Es más fácil suscitar la desconfianza, incluso el odio, al extranjero que el respeto mutuo. Un jefe de Estado no es un policía al que le han mejorado su condición. Es el más alto magistrado, cuyas conducta y palabras deben ser irreprochables. Es el garante de la justicia y del Estado de derecho. Cuando usted, señor presidente, promete arrebatar la nacionalidad a los delincuentes de origen extranjero que pongan en peligro la vida de un policía o de un gendarme, aplica un discurso que la Constitución rechaza. Sabe que la aplicación de una ley como esa, si es votada, crearía más problemas de los que resolvería. No le corresponde a usted lanzar esta amenaza.

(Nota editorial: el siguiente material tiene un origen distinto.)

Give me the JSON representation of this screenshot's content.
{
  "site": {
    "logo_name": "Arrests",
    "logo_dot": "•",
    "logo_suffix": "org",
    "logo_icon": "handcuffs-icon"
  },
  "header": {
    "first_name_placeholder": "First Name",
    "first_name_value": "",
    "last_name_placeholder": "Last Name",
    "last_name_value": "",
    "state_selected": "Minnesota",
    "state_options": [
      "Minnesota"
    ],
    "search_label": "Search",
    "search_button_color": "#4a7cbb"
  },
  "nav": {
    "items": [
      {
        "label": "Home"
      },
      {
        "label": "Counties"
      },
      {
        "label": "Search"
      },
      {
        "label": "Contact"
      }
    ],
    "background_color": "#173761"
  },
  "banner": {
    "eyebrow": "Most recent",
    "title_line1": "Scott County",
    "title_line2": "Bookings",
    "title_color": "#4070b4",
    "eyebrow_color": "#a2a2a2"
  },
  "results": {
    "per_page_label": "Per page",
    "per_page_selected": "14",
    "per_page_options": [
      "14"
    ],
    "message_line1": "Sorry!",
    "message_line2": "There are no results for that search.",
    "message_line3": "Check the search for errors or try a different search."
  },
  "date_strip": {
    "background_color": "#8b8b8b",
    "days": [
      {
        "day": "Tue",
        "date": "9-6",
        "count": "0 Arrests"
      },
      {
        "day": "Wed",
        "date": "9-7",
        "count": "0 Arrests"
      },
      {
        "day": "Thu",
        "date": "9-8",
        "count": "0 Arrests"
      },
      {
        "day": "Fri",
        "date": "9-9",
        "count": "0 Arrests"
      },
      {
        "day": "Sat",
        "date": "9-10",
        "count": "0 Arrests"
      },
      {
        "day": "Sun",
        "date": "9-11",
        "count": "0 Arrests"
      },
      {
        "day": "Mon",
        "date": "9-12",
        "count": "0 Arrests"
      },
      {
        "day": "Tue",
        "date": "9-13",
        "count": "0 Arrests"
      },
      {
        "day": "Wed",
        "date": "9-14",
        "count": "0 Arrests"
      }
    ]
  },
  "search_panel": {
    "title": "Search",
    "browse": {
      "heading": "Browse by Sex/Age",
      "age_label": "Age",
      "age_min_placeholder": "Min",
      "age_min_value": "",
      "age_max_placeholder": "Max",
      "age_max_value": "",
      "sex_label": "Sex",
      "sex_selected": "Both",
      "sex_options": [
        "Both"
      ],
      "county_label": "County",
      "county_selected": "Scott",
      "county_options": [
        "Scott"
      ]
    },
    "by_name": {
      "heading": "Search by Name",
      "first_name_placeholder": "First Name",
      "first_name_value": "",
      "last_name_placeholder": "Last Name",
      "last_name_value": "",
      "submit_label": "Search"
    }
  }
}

Señor presidente, usted debe saber sin duda lo que la oenegé Transparence France ha escrito en su último informe. Por si se le había escapado, le cito una de sus conclusiones: “Francia sigue mostrando una imagen relativamente degradada de su clase política y de su administración pública”. Francia, por otra parte, está clasificada en el puesto número 24 del ranking, sobre 180 países, en lo referente a corrupción.

La crisis económica no es una excusa. La crisis moral es un hecho. Le corresponde a usted, señor presidente, restablecer la imagen de Francia en lo que ella tiene de más bello, de envidiable y de universal, es decir, su estatus de país de los derechos humanos, país de la solidaridad y la fraternidad proclamadas, tierra generosa, rica por sus diferencias, rica por sus colores y sus especias, mostrando que el islam es compatible con la democracia y la laicidad. Por ello, señor presidente, le ruego que borre de su discurso las desgraciadas ideas que un partido de extrema derecha difunde con el objetivo de cerrar este país sobre sí mismo, aislarlo y traicionar sus valores fundamentales.

Reciba, señor presidente, la expresión de mis mejores deseos.